Ok, if anyone is able to help me within the next 12 hours or so, that would be wonderful! I think I am going about this problem correctly -- I am not looking for someone to solve this problem for me, but for someone to tell me if I am doing it right...
You can see this chapter, and the question, by going to google and typing in "consider a linear demand curve, Q" (with the quotations), then choosing the last result (the PDF).
That is a .pdf version of the chapter. I am working on question 2.9, part C (this is the second to last page of the .pdf)
The question says "Consider a linear demand curve, Q = 350 - 7P. What is the price elasticity of demand at P = 50?
Using an equation in that chapter, (-b)(P/Q), I end up with the equation:
-7 ( 50 / (350 - 7(50)) )
But the problem is that 350 - 7(50) is 0! That means that the division can't be done, because the denominator is 0! So does this mean that the price elasticity of demand at P = 50 does not exist? How is this possible?
Thanks in advance! Dave
It's been some time since I had micro-econ, so I'm quite reluctant to speak like an expert on the subject. The math involved doesn't look exceptionally difficult, but I don't recall what the terms and symbols stand for.
I can comment on your observation/question, "...the denominator is 0! So does this mean that the price elasticity of demand at P = 50 does not exist? How is this possible? " though.
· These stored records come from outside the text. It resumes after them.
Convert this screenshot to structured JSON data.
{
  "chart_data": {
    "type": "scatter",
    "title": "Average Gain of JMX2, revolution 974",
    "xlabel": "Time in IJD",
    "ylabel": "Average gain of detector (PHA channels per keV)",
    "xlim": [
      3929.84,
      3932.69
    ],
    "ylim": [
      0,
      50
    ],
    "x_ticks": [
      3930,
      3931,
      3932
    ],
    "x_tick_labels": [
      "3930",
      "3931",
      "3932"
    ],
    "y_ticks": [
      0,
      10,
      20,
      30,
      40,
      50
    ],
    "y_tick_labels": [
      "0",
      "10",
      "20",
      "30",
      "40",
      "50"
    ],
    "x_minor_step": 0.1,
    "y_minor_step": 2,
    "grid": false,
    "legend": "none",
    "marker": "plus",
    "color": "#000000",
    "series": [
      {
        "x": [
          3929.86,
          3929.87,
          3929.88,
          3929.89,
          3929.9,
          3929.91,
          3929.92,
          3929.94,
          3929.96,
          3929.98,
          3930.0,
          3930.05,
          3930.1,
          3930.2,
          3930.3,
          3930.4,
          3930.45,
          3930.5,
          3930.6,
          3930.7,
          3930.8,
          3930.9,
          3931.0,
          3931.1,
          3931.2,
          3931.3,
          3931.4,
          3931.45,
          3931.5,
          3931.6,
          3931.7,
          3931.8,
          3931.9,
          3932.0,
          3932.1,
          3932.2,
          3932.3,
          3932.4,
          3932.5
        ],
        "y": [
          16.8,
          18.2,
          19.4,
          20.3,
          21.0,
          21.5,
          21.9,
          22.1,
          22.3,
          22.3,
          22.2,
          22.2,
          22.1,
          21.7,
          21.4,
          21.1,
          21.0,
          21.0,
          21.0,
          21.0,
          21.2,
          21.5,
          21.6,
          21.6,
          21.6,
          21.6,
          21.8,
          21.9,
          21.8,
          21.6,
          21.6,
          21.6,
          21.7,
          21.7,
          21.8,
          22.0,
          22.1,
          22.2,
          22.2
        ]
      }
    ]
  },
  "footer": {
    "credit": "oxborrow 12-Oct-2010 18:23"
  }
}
If you're calculations are correct, then the change in x is 0. This means you have a vertical asymptote at that point. I'm unsure how that should be interpreted though. You might want to study how the curve behaves in a very small neighborhood of the point P=50 to see how the curve is behaving there.
Does that help?
The short answer: the POINT elasticity at P=50 is infinite.
we also have the same problem...
To explain further, when calculating price elasticity of demand, we typically use the arc elasticity formula:
E = (ΔQ/Q) / (ΔP/P)
where ΔQ is the change in quantity demanded, Q is the initial quantity demanded, ΔP is the change in price, and P is the initial price.
However, in this case, you are asked to find the price elasticity of demand at a specific price, P=50. This means we need to find the elasticity at a single point rather than calculating a change.
In this situation, the point elasticity of demand is calculated using the derivative of the demand curve:
E = -(dQ/dP) * (P/Q)
where dQ/dP is the derivative of the quantity demanded with respect to price.
Let's calculate the point elasticity at P=50:
Given the demand equation Q = 350 - 7P,
we first find the derivative dQ/dP:
dQ/dP = -7
Now, substitute the values into the point elasticity formula:
E = -(dQ/dP) * (P/Q)
= -( -7) * (50 / (350 - 7(50)))
= 7 * (50 / 0)
= ∞ (infinity)
This means that at a price of P=50, the price elasticity of demand is undefined or infinite. It indicates an extreme and discontinuous change in quantity demanded when there is a small change in price.
So, yes, in this case, the price elasticity of demand at P=50 does not exist or is considered infinite because the denominator becomes zero. This indicates a unique situation where the demand curve intersects the price axis in a way that the percentage change in quantity demanded becomes infinitely large for an infinitesimally small change in price.